Elena lloró emocionada ante las palabras de su hermano mayor que dejaban entrever un alma atormentada, y por primera vez se sintió culpable de haber recibido todo lo que él no había alcanzado; por primera vez sintió rabia hacia su madre por haberla abandonado, y hacia sus abuelos por haber mentido durante todos aquellos años; por primera vez decidió dejarlo todo para ir en su busca.

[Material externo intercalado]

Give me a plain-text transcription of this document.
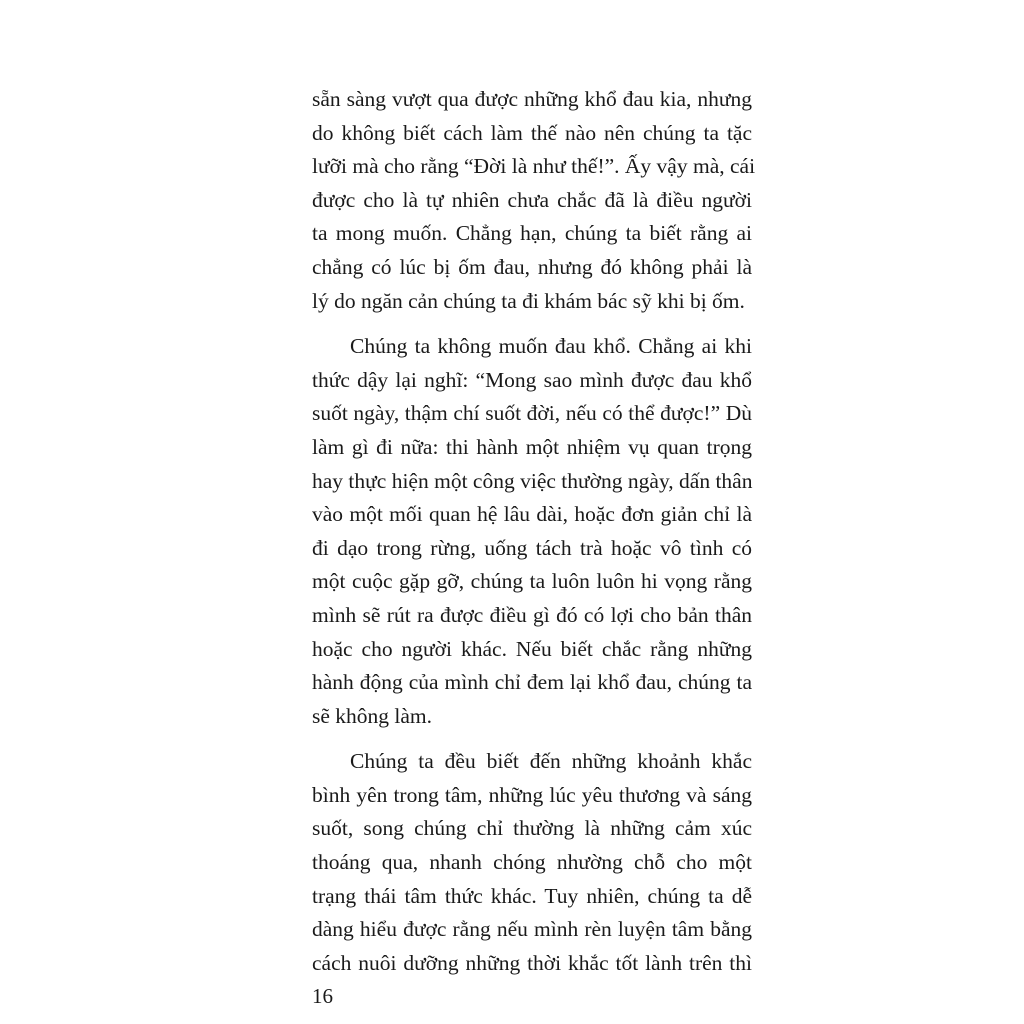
sẵn sàng vượt qua được những khổ đau kia, nhưng
do không biết cách làm thế nào nên chúng ta tặc
lưỡi mà cho rằng “Đời là như thế!”. Ấy vậy mà, cái
được cho là tự nhiên chưa chắc đã là điều người
ta mong muốn. Chẳng hạn, chúng ta biết rằng ai
chẳng có lúc bị ốm đau, nhưng đó không phải là
lý do ngăn cản chúng ta đi khám bác sỹ khi bị ốm.

Chúng ta không muốn đau khổ. Chẳng ai khi
thức dậy lại nghĩ: “Mong sao mình được đau khổ
suốt ngày, thậm chí suốt đời, nếu có thể được!” Dù
làm gì đi nữa: thi hành một nhiệm vụ quan trọng
hay thực hiện một công việc thường ngày, dấn thân
vào một mối quan hệ lâu dài, hoặc đơn giản chỉ là
đi dạo trong rừng, uống tách trà hoặc vô tình có
một cuộc gặp gỡ, chúng ta luôn luôn hi vọng rằng
mình sẽ rút ra được điều gì đó có lợi cho bản thân
hoặc cho người khác. Nếu biết chắc rằng những
hành động của mình chỉ đem lại khổ đau, chúng ta
sẽ không làm.

Chúng ta đều biết đến những khoảnh khắc
bình yên trong tâm, những lúc yêu thương và sáng
suốt, song chúng chỉ thường là những cảm xúc
thoáng qua, nhanh chóng nhường chỗ cho một
trạng thái tâm thức khác. Tuy nhiên, chúng ta dễ
dàng hiểu được rằng nếu mình rèn luyện tâm bằng
cách nuôi dưỡng những thời khắc tốt lành trên thì

16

El día en que su abuela dejó de tomarle la mano, Elena sintió que no estaba sola, pues al otro lado del océano había alguien que compartía su misma sangre, una desconocida familia que se había roto veinte años atrás y a la que deseaba conocer. Les escribió de nuevo para informarles de la triste pérdida e insistió en el proyecto de ir a visitarles; el curso en el instituto estaba finalizando y había reservado un pasaje para primeros de agosto. Pensaba disfrutar del mes de vacaciones en tierras mexicanas y deseaba convencerles del nuevo rumbo que debían tomar en sus vidas, pues tenía la firme voluntad de regresar a España con ellos; Agustín era joven y allí encontraría trabajo, y su madre descansaría para siempre junto al mar, con su familia, en un hogar digno y lleno de amor. No recibió respuesta alguna, pero no se amilanó y siguió con sus planes de viaje, y cargó con todos sus ahorros con la intención de entregárselos, en caso de fracasar en el intento de llevarles a España. Era una deuda pendiente con ellos y debía compensarles por la enorme prueba de amor que habían demostrado.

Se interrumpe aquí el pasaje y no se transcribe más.